福島県内の半数超「下落」 基準地価、福島市除く12市マイナス

 

 県が29日発表した県内地価(基準地価)調査結果によると、調査した527地点のうち、半数を超える289地点で下落した。半数以上の下落は2013(平成25)年以来で、全用途平均変動率の7年ぶり下落を裏付ける結果となった。上昇したのは127地点、横ばいは88地点だった。

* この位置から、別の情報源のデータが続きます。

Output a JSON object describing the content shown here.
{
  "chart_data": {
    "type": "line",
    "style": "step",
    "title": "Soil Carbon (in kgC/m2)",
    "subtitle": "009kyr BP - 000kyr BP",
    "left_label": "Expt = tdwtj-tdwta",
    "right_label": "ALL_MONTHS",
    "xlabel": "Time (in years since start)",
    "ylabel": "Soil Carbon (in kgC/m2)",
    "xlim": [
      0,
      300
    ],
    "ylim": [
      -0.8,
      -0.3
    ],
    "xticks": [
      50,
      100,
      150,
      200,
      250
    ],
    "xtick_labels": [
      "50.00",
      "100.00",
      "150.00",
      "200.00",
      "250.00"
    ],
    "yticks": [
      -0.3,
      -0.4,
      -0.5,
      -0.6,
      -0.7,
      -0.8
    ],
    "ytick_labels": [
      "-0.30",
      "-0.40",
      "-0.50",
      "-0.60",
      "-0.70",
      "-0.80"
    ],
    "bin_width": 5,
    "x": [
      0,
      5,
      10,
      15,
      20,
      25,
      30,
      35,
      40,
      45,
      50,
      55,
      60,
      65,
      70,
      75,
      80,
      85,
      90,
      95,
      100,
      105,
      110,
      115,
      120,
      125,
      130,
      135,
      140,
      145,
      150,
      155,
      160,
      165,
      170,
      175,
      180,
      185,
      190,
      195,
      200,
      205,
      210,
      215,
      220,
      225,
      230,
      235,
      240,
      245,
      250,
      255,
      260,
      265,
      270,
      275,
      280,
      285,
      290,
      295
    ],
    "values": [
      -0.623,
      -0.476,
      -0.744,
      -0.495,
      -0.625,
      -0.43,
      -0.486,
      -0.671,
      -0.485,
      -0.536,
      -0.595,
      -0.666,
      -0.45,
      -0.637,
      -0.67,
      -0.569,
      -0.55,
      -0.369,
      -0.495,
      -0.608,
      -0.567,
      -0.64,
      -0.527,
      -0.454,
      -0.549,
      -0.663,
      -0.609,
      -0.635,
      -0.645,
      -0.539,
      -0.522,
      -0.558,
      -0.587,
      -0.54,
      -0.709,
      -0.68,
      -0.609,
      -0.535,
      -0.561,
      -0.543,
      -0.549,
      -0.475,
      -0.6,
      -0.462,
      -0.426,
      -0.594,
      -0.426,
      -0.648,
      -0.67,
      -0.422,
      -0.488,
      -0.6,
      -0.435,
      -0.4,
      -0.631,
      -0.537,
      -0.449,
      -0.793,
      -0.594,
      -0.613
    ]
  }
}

 用途別平均変動率をみると、13市は住宅地がマイナス0.3%(前年比0.9ポイント減)、宅地見込み地マイナス0.5%(同0.5ポイント減)、商業地マイナス0.5%(同1.3ポイント減)、工業地マイナス0.4%(同1.5ポイント減)。全用途平均はマイナス0.4%(同1.1ポイント減)で、福島市は0.5%と上昇したものの、他の12市はいずれもマイナスだった。

 町村は住宅地マイナス0.9%(同0.5ポイント減)、商業地マイナス1.7%(同0.5ポイント減)、工業地0.0%(同0.4ポイント減)。全用途平均はマイナス1.0%(同0.5ポイント減)だった。

 基準地点の1平方メートル当たりの平均価格は、住宅地が2万3300円(前年比400円減)、商業地が4万5700円(同200円減)。最高価格は、住宅地がJR郡山駅と郡山市役所との中間にある同市神明町2の15の11万1000円(同6000円増)、商業地がうすい百貨店前の通り沿いとなる同市中町11の4の25万4000円(同6000円減)で、いずれも前年と同一地点だった。

 32市町村でマイナス

 【商業地】商業地は58地点で下落。平均変動率がプラスとなったのは、鏡石、浪江、福島、いわきの4市町にとどまった。一方、マイナスとなった市町村は前年比で6市町村増の32市町村に上り、下落傾向が顕著に現れた。

 最も上昇率が高かったのは鏡石町の1.0%。町中心部の商業地域は商住混在地で、住宅地としての利用が可能なことから割安感があり、価格高位の取引がみられる。2位の浪江町(0.8%)は福島水素エネルギー研究フィールドや福島ロボットテストフィールドなどの復興関連施設の開所などで、事業所再開の動きが出ている。3位の福島市は0.4%、4位のいわき市は0.3%だった。

 下落率が最も高かったのは北塩原村のマイナス4.1%。新型コロナウイルスの感染拡大による観光客の減少が影響した。2位の石川町(マイナス3.5%)は東日本台風の浸水被害が町中心部の既成商業地に直撃。3位の西会津町はマイナス3.4%、4位の矢祭町はマイナス3.0%、5位の柳津町はマイナス2.9%で、いずれも近隣都市部の大型店への顧客流出や人口減少による購買力の縮小を要因に、下落幅が拡大した。

 主要4市の平均価格は、福島市7万800円(前年比900円増)、会津若松市4万6600円(同300円減)、郡山市8万7800円(同800円減)、いわき市5万9600円(同200円増)。

 富岡で上昇率最高2.0%

 【住宅地】住宅地は220地点で下落し、全体の約6割を占めた。上昇は87地点、横ばいは66地点。市町村別の平均変動率は、富岡町が2.0%で最も高かった。前年よりも上昇幅は縮小したが、復興・廃炉関連の事業所・宿舎用地などの需要が続いている。富岡に加え、福島、会津若松、郡山、大玉、広野、楢葉、浪江の計8町村がプラスとなった。

 このうち福島市は7年連続、大玉村は6年連続プラス。福島市(0.6%)は、新型コロナウイルス感染拡大に伴い市場は様子見の状態となっているものの、高価格帯の住宅地や人気の高い地域などでは影響は軽微という。大玉村(0.5%)は近隣都市への通勤、通学の利便性が高いことから、村外から人口が流入している。

 一方、平均変動率がマイナスとなった市町村は47市町村で、前年に比べて12市町村増加。最も下落率が大きかったのは矢祭町でマイナス3.3%。以下相馬市と猪苗代町がマイナス2.8%、石川町がマイナス2.1%、塙町がマイナス1.9%と続いた。新型コロナの感染拡大による地域経済の停滞感や人口減少、過疎化が進む会津や阿武隈山系の町村で下落幅が大きかった。

 主要4市の平均価格は、福島市4万2300円(前年比500円増)、会津若松市3万6600円(同100円増)、郡山市4万8900円(同400円増)、いわき市3万8200円(同1400円減)。